Below is the large pot of vegetarian bean and barley chili cooking on the stove. I cooked it for more than four hours. After about three hours I blended some of the bean and barley mixture in the blender and pureed the mixture before putting it back in to the pot.





                               Yum, it is so much better than I expected!



Monday, November 19, 2012

Vegan Diets

Went to Dr. Esselstyn's (Cleveland Clinic) very interesting lecture at the Mayfield Regional Library last Saturday and was impressed with his wife's input (granddaughter of the founder of the Cleveland Clinic, Dr. Crile)  -- found a portion of the lecture on YouTube at http://www.youtube.com/watch?v=EqKNfyUPzoU

Discussion emphasizes, but not limited to heart issues from arrhythmias to attacks, and Dr. Esselstyn and his wife talk about cancer prevention (he was a breast surgeon).

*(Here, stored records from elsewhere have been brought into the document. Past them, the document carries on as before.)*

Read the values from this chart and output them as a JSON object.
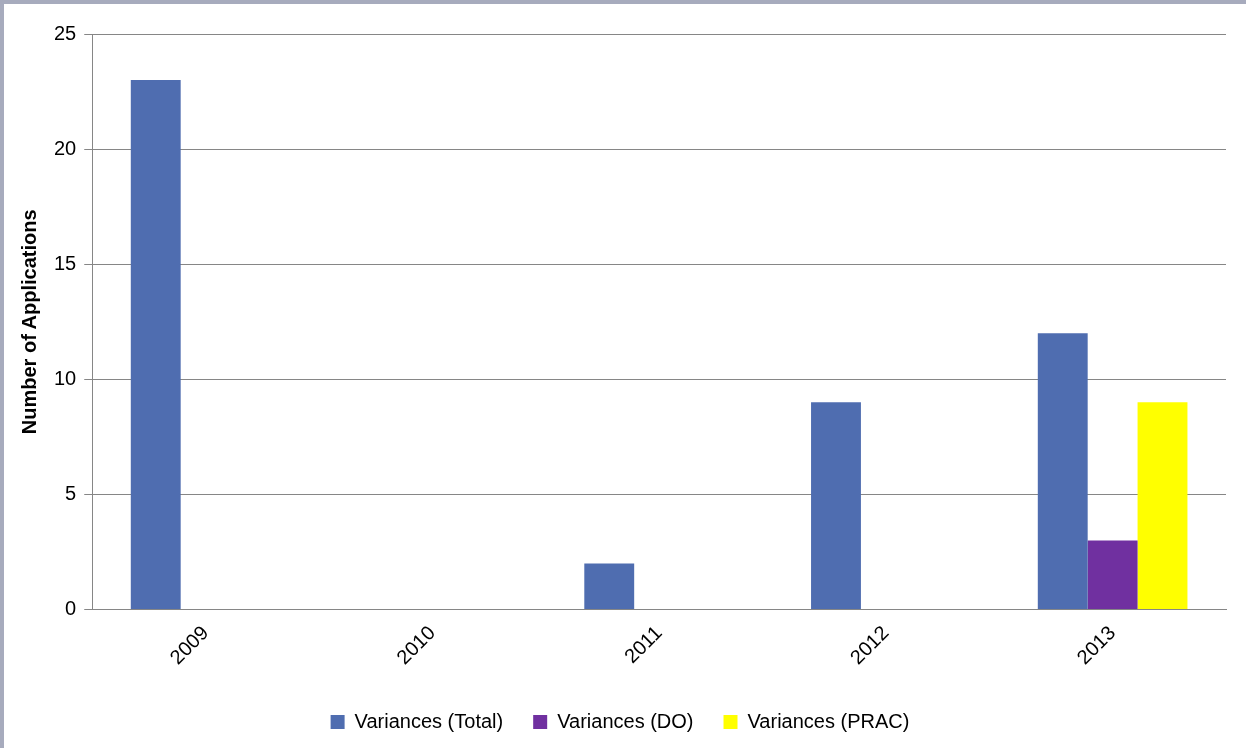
{
  "chart_data": {
    "type": "bar",
    "ylabel": "Number of Applications",
    "categories": [
      "2009",
      "2010",
      "2011",
      "2012",
      "2013"
    ],
    "series": [
      {
        "name": "Variances (Total)",
        "color": "#4f6db0",
        "values": [
          23,
          0,
          2,
          9,
          12
        ]
      },
      {
        "name": "Variances (DO)",
        "color": "#7030a0",
        "values": [
          0,
          0,
          0,
          0,
          3
        ]
      },
      {
        "name": "Variances (PRAC)",
        "color": "#ffff00",
        "values": [
          0,
          0,
          0,
          0,
          9
        ]
      }
    ],
    "ylim": [
      0,
      25
    ],
    "yticks": [
      0,
      5,
      10,
      15,
      20,
      25
    ],
    "grid": "y",
    "legend": "bottom"
  }
}
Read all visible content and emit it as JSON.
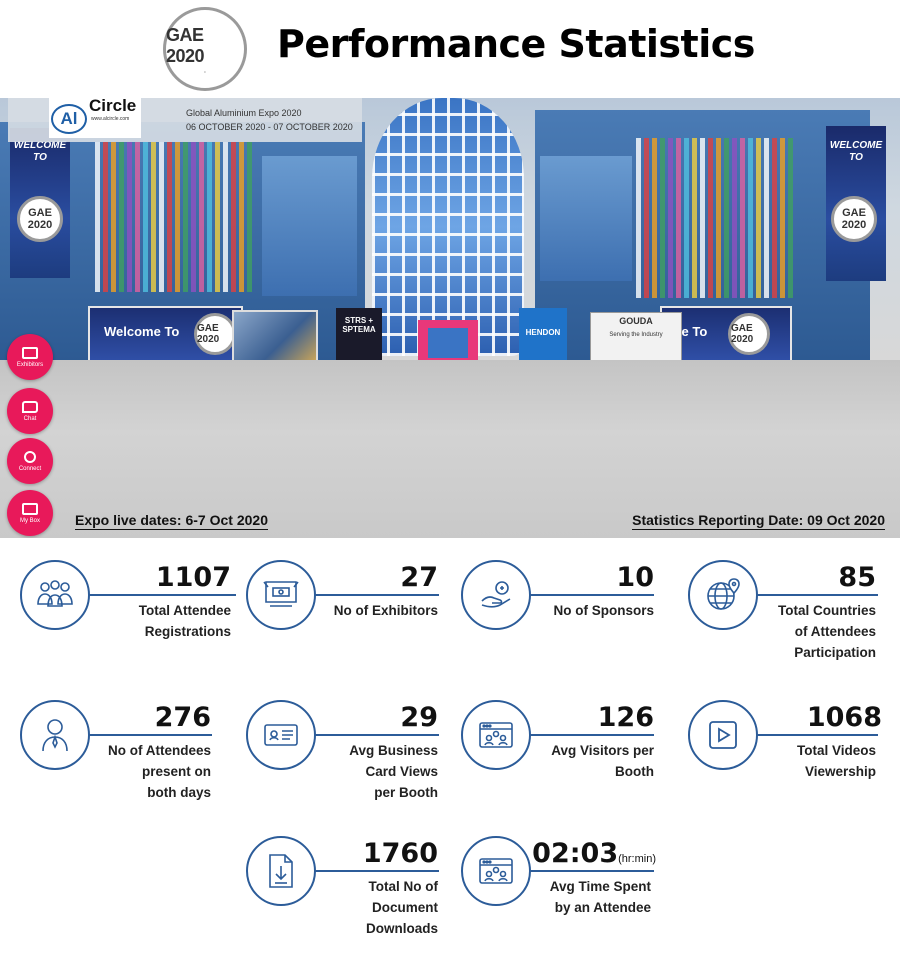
{
  "header": {
    "logo_text": "GAE 2020",
    "title": "Performance Statistics"
  },
  "hero": {
    "brand_logo_text": "Al",
    "brand_name": "Circle",
    "brand_url": "www.alcircle.com",
    "expo_name": "Global Aluminium Expo 2020",
    "expo_dates": "06 OCTOBER 2020 - 07 OCTOBER 2020",
    "welcome_left": "WELCOME TO",
    "welcome_right": "WELCOME TO",
    "badge_text": "GAE 2020",
    "strip_left": "Welcome To",
    "strip_right": "me To",
    "sponsor_1": "STRS + SPTEMA",
    "sponsor_2": "HENDON",
    "sponsor_3": "GOUDA",
    "sponsor_3_sub": "Serving the Industry",
    "side_buttons": [
      "Exhibitors",
      "Chat",
      "Connect",
      "My Box"
    ],
    "live_dates": "Expo live dates: 6-7 Oct 2020",
    "report_date": "Statistics Reporting Date: 09 Oct 2020"
  },
  "stats": [
    {
      "value": "1107",
      "label": [
        "Total Attendee",
        "Registrations"
      ],
      "icon": "group-icon"
    },
    {
      "value": "27",
      "label": [
        "No of Exhibitors"
      ],
      "icon": "booth-icon"
    },
    {
      "value": "10",
      "label": [
        "No of Sponsors"
      ],
      "icon": "hand-coin-icon"
    },
    {
      "value": "85",
      "label": [
        "Total Countries",
        "of Attendees",
        "Participation"
      ],
      "icon": "globe-pin-icon"
    },
    {
      "value": "276",
      "label": [
        "No of Attendees",
        "present on",
        "both days"
      ],
      "icon": "person-icon"
    },
    {
      "value": "29",
      "label": [
        "Avg Business",
        "Card Views",
        "per Booth"
      ],
      "icon": "business-card-icon"
    },
    {
      "value": "126",
      "label": [
        "Avg Visitors per",
        "Booth"
      ],
      "icon": "browser-users-icon"
    },
    {
      "value": "1068",
      "label": [
        "Total Videos",
        "Viewership"
      ],
      "icon": "video-play-icon"
    },
    {
      "value": "1760",
      "label": [
        "Total No of",
        "Document",
        "Downloads"
      ],
      "icon": "document-download-icon"
    },
    {
      "value": "02:03",
      "unit": "(hr:min)",
      "label": [
        "Avg Time Spent",
        "by an Attendee"
      ],
      "icon": "browser-users-icon"
    }
  ],
  "colors": {
    "accent": "#2c5c99",
    "side_button": "#e8195a"
  }
}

No dairy, no meat, no oil, no sugar are key, he says eat nothing which has a mother or a face, in the plant-based diet.

Have followed Dean Ornish for years per my husband's diet. Dr. Esselstyn's is a bit stricter, but the same theme.

I will check out Dr. Esselstyn's recipes and see if we might try the program, but in any case, we will be making more trips to the fresh fruit and vegetable markets and I will plant more flowering kale in my garden next spring!

I am looking forward to reading his book and his son's book!